TORINO - Ricatto. E' questa la parola che ricorre piu' frequentemente tra gli operai di Mirafiori, che commentano, entrando per il turno delle 14, il risultato del referendum dello stabilimento Fiat di Pomigliano d'Arco. "Questo - spiega Massimiliano - e' un ricatto al cento per cento, io sinceramente sono contento che non abbia vinto cosi' forte il si'". Maglietta a righe, capelli rasati, sulla trentina, lavora al montaggio dell'Alfa Romeo MiTo. "E' una porcata, e' chiaro che se ti chiedono se vuoi lavorare a condizioni peggiori o andare a casa devi per forza accettare".
"Stiamo tornando indietro di decenni", aggiunge Sergio. "Ovviamente - dice - ha ragione la Fiom. Se l'accordo passa a Pomigliano tra un anno ci ritroviamo nella stessa condizione anche qui a Mirafiori. Mio padre ha combattuto una vita per ottenere dei diritti, e adesso ce li vogliono soffiare sotto il naso. Stanno usando questa faccenda dell'assenteismo come una scusa per far passare delle cose inaccettabili. Se qualcuno fa il furbo andra' punito, ma la cosa deve finire li'".

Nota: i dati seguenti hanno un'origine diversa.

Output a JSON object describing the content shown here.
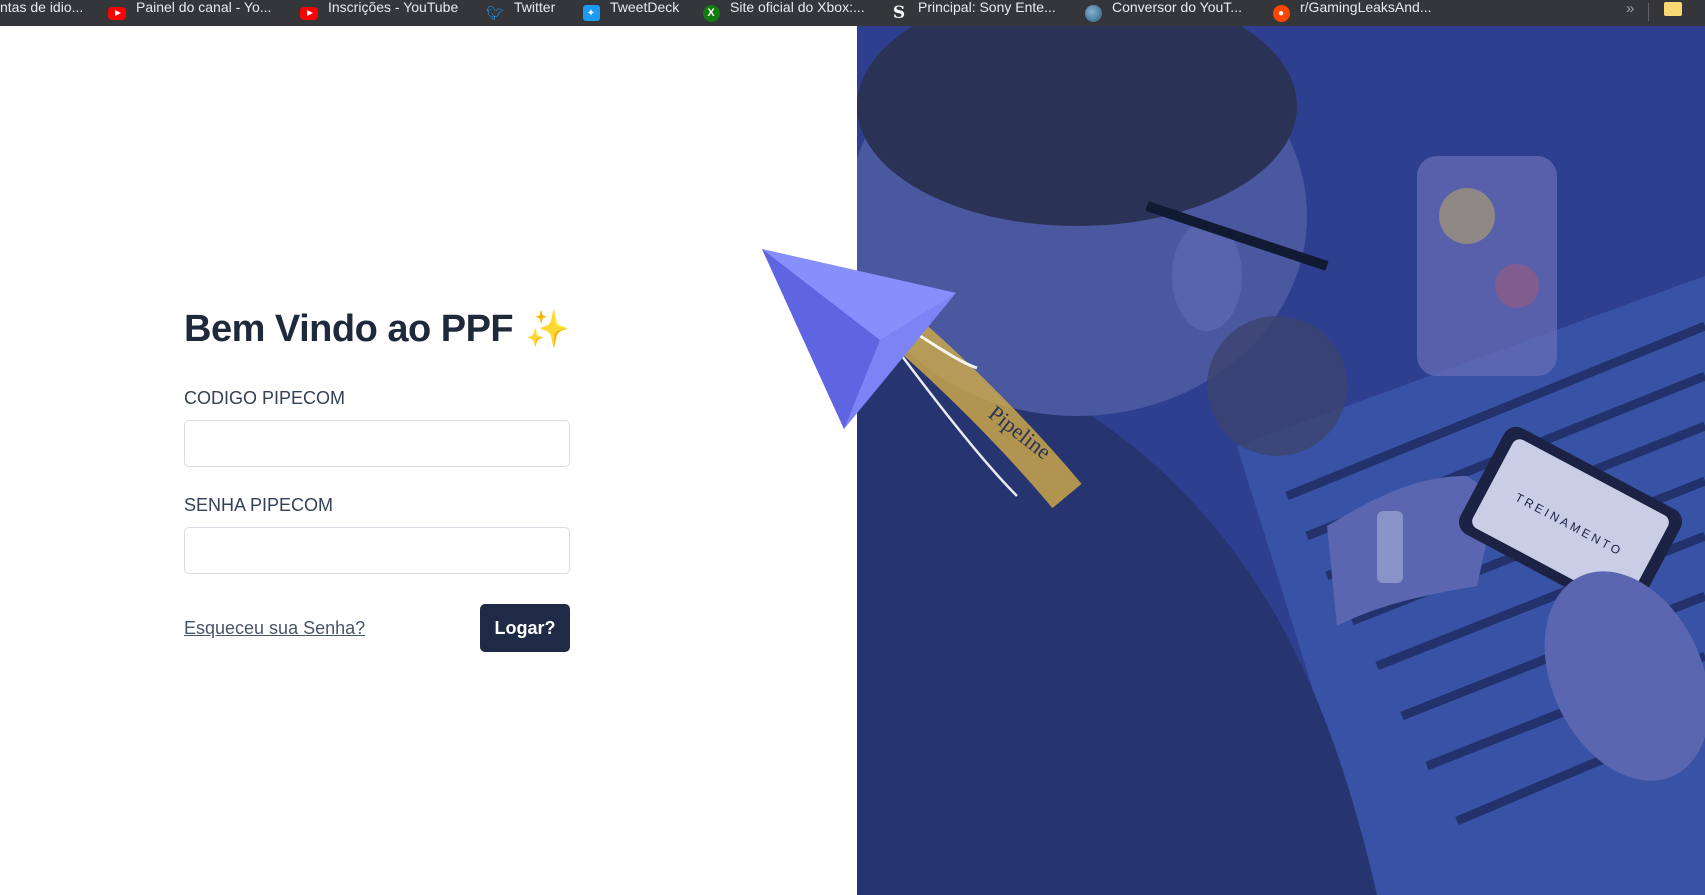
{
  "bookmarks": [
    {
      "label": "ntas de idio...",
      "icon": "none"
    },
    {
      "label": "Painel do canal - Yo...",
      "icon": "youtube-icon"
    },
    {
      "label": "Inscrições - YouTube",
      "icon": "youtube-icon"
    },
    {
      "label": "Twitter",
      "icon": "twitter-icon"
    },
    {
      "label": "TweetDeck",
      "icon": "tweetdeck-icon"
    },
    {
      "label": "Site oficial do Xbox:...",
      "icon": "xbox-icon"
    },
    {
      "label": "Principal: Sony Ente...",
      "icon": "sony-icon"
    },
    {
      "label": "Conversor do YouT...",
      "icon": "converter-icon"
    },
    {
      "label": "r/GamingLeaksAnd...",
      "icon": "reddit-icon"
    }
  ],
  "bookmarks_more": "»",
  "login": {
    "title": "Bem Vindo ao PPF",
    "title_emoji": "✨",
    "code_label": "CODIGO PIPECOM",
    "code_value": "",
    "password_label": "SENHA PIPECOM",
    "password_value": "",
    "forgot_link": "Esqueceu sua Senha?",
    "submit_label": "Logar?"
  },
  "hero": {
    "lanyard_text": "Pipeline",
    "tablet_text": "TREINAMENTO"
  },
  "colors": {
    "primary_button": "#1e2a46",
    "title": "#1e293b",
    "hero_overlay": "#2d3d8a",
    "plane": "#6b73f0"
  }
}
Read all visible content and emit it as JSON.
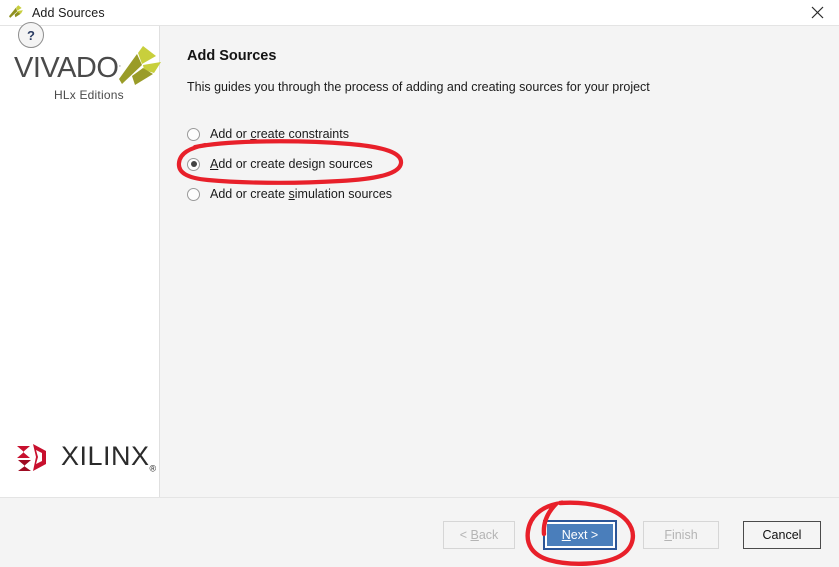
{
  "window": {
    "title": "Add Sources",
    "icon": "vivado-logo-icon",
    "close_label": "✕"
  },
  "sidebar": {
    "product_name": "VIVADO",
    "product_tm": ".",
    "product_edition": "HLx Editions",
    "vendor_name": "XILINX",
    "vendor_tm": "®"
  },
  "main": {
    "title": "Add Sources",
    "description": "This guides you through the process of adding and creating sources for your project",
    "options": [
      {
        "id": "add-or-create-constraints",
        "pre": "Add or ",
        "mnemonic": "c",
        "post": "reate constraints",
        "selected": false
      },
      {
        "id": "add-or-create-design-sources",
        "pre": "",
        "mnemonic": "A",
        "post": "dd or create design sources",
        "selected": true
      },
      {
        "id": "add-or-create-simulation-sources",
        "pre": "Add or create ",
        "mnemonic": "s",
        "post": "imulation sources",
        "selected": false
      }
    ]
  },
  "footer": {
    "help_label": "?",
    "buttons": [
      {
        "id": "back",
        "pre": "< ",
        "mnemonic": "B",
        "post": "ack",
        "state": "disabled"
      },
      {
        "id": "next",
        "pre": "",
        "mnemonic": "N",
        "post": "ext >",
        "state": "default"
      },
      {
        "id": "finish",
        "pre": "",
        "mnemonic": "F",
        "post": "inish",
        "state": "disabled"
      },
      {
        "id": "cancel",
        "pre": "Cancel",
        "mnemonic": "",
        "post": "",
        "state": "normal"
      }
    ]
  },
  "annotations": {
    "color": "#e8202a",
    "items": [
      {
        "name": "design-sources-option-highlight",
        "shape": "ellipse"
      },
      {
        "name": "next-button-highlight",
        "shape": "ellipse"
      }
    ]
  },
  "colors": {
    "accent_blue": "#4a7ebb",
    "accent_blue_border": "#2b5597",
    "annotation_red": "#e8202a",
    "vivado_green": "#c8cf3c",
    "vivado_olive": "#8f9020",
    "xilinx_red": "#c8102e",
    "panel_bg": "#f4f4f4",
    "sidebar_bg": "#ffffff"
  }
}
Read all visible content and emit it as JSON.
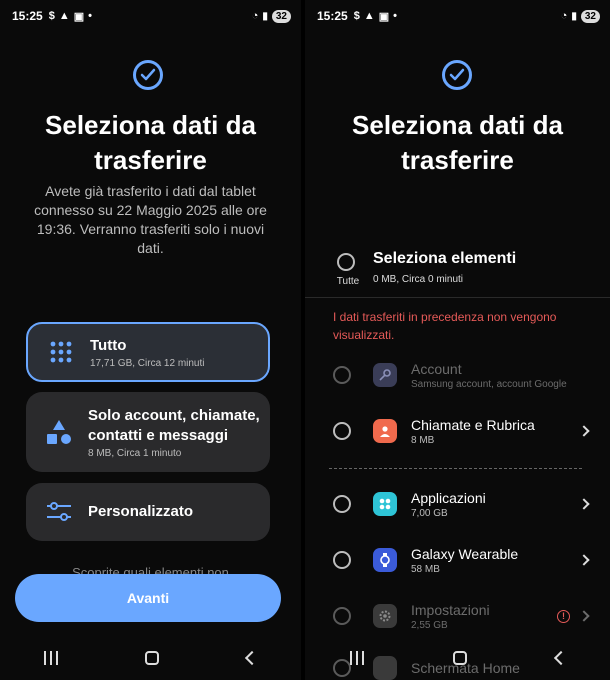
{
  "left": {
    "status": {
      "time": "15:25",
      "battery": "32"
    },
    "title_line1": "Seleziona dati da",
    "title_line2": "trasferire",
    "subtitle": "Avete già trasferito i dati dal tablet connesso su 22 Maggio 2025 alle ore 19:36. Verranno trasferiti solo i nuovi dati.",
    "options": [
      {
        "label": "Tutto",
        "sub": "17,71 GB, Circa 12 minuti",
        "icon": "grid-dots-icon",
        "selected": true
      },
      {
        "label": "Solo account, chiamate, contatti e messaggi",
        "sub": "8 MB, Circa 1 minuto",
        "icon": "shapes-icon",
        "selected": false
      },
      {
        "label": "Personalizzato",
        "sub": "",
        "icon": "sliders-icon",
        "selected": false
      }
    ],
    "hint": "Scoprite quali elementi non",
    "button": "Avanti"
  },
  "right": {
    "status": {
      "time": "15:25",
      "battery": "32"
    },
    "title_line1": "Seleziona dati da",
    "title_line2": "trasferire",
    "select_all": {
      "label": "Seleziona elementi",
      "sub": "0 MB, Circa 0 minuti",
      "radio_label": "Tutte"
    },
    "warning": "I dati trasferiti in precedenza non vengono visualizzati.",
    "items": [
      {
        "name": "Account",
        "detail": "Samsung account, account Google",
        "icon": "key-icon",
        "color": "#4a4f7a"
      },
      {
        "name": "Chiamate e Rubrica",
        "detail": "8 MB",
        "icon": "contact-icon",
        "color": "#f06a4d"
      },
      {
        "name": "Applicazioni",
        "detail": "7,00 GB",
        "icon": "apps-icon",
        "color": "#2ec4d6"
      },
      {
        "name": "Galaxy Wearable",
        "detail": "58 MB",
        "icon": "watch-icon",
        "color": "#3b5bd9"
      },
      {
        "name": "Impostazioni",
        "detail": "2,55 GB",
        "icon": "settings-icon",
        "color": "#555"
      },
      {
        "name": "Schermata Home",
        "detail": "",
        "icon": "home-screen-icon",
        "color": "#555"
      }
    ]
  },
  "colors": {
    "accent": "#6aa7ff",
    "warning": "#e55a58"
  }
}
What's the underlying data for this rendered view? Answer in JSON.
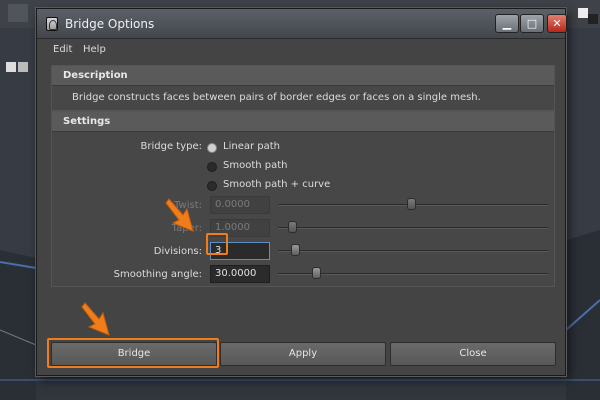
{
  "window": {
    "title": "Bridge Options"
  },
  "menubar": {
    "items": [
      "Edit",
      "Help"
    ]
  },
  "description": {
    "header": "Description",
    "text": "Bridge constructs faces between pairs of border edges or faces on a single mesh."
  },
  "settings": {
    "header": "Settings",
    "bridge_type": {
      "label": "Bridge type:",
      "options": [
        "Linear path",
        "Smooth path",
        "Smooth path + curve"
      ],
      "selected": "Linear path"
    },
    "twist": {
      "label": "Twist:",
      "value": "0.0000",
      "enabled": false,
      "slider_fraction": 0.5
    },
    "taper": {
      "label": "Taper:",
      "value": "1.0000",
      "enabled": false,
      "slider_fraction": 0.08
    },
    "divisions": {
      "label": "Divisions:",
      "value": "3",
      "enabled": true,
      "slider_fraction": 0.1
    },
    "smoothing_angle": {
      "label": "Smoothing angle:",
      "value": "30.0000",
      "enabled": true,
      "slider_fraction": 0.18
    }
  },
  "buttons": {
    "bridge": "Bridge",
    "apply": "Apply",
    "close": "Close"
  },
  "colors": {
    "highlight": "#f07d1c",
    "dialog_bg": "#444444",
    "focus": "#5b8fc5"
  }
}
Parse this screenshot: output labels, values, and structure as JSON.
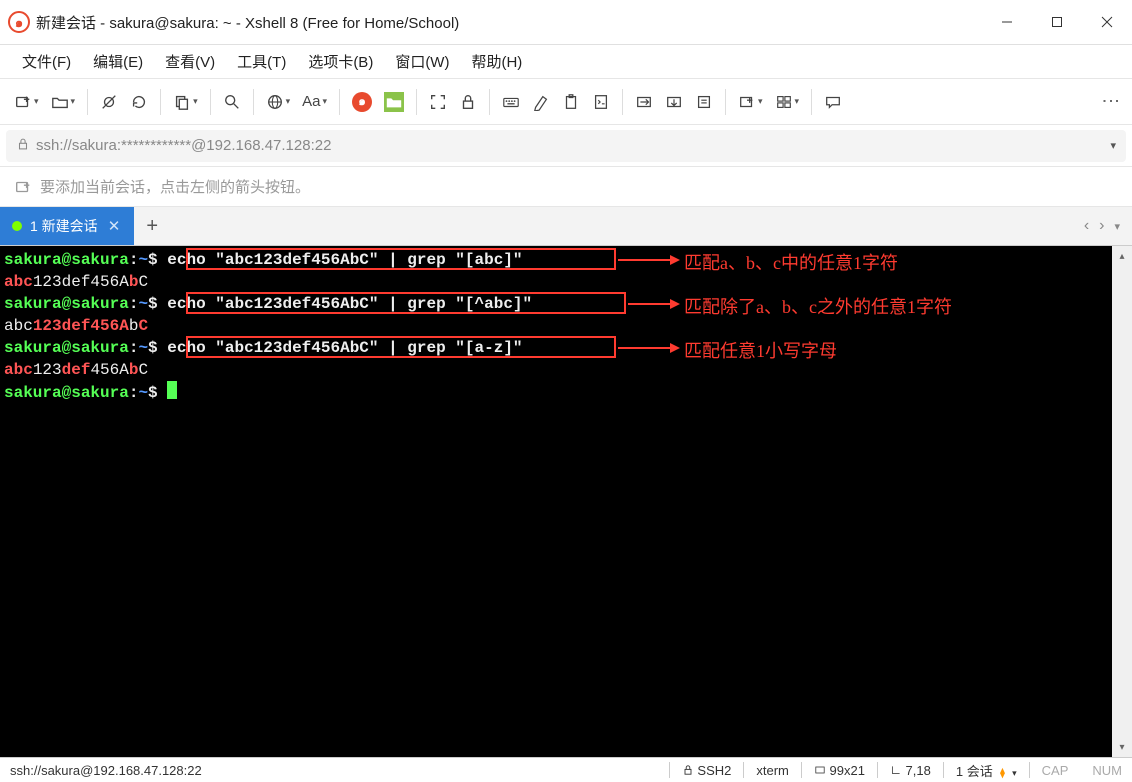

"Stanno toccando tutto", incalza Mauro, "persino mense e ricambi. Non puoi piu' parlare, qui stiamo discutendo addirittura del diritto di sciopero". "Non so io cosa avrei votato", concede Graziano. "Ma il problema e' che Marchionne non si e' reso conto che l'Italia e' un Paese complesso. Qui non siamo in Nord-America. Qui ci sono tanti sindacati, c'e' conflittualita'. Forse su alcuni dei punti del nuovo contratto ci potevamo anche stare, ma non in questo modo. E' chiaro - conclude - che con il ricatto non raccogli consenso".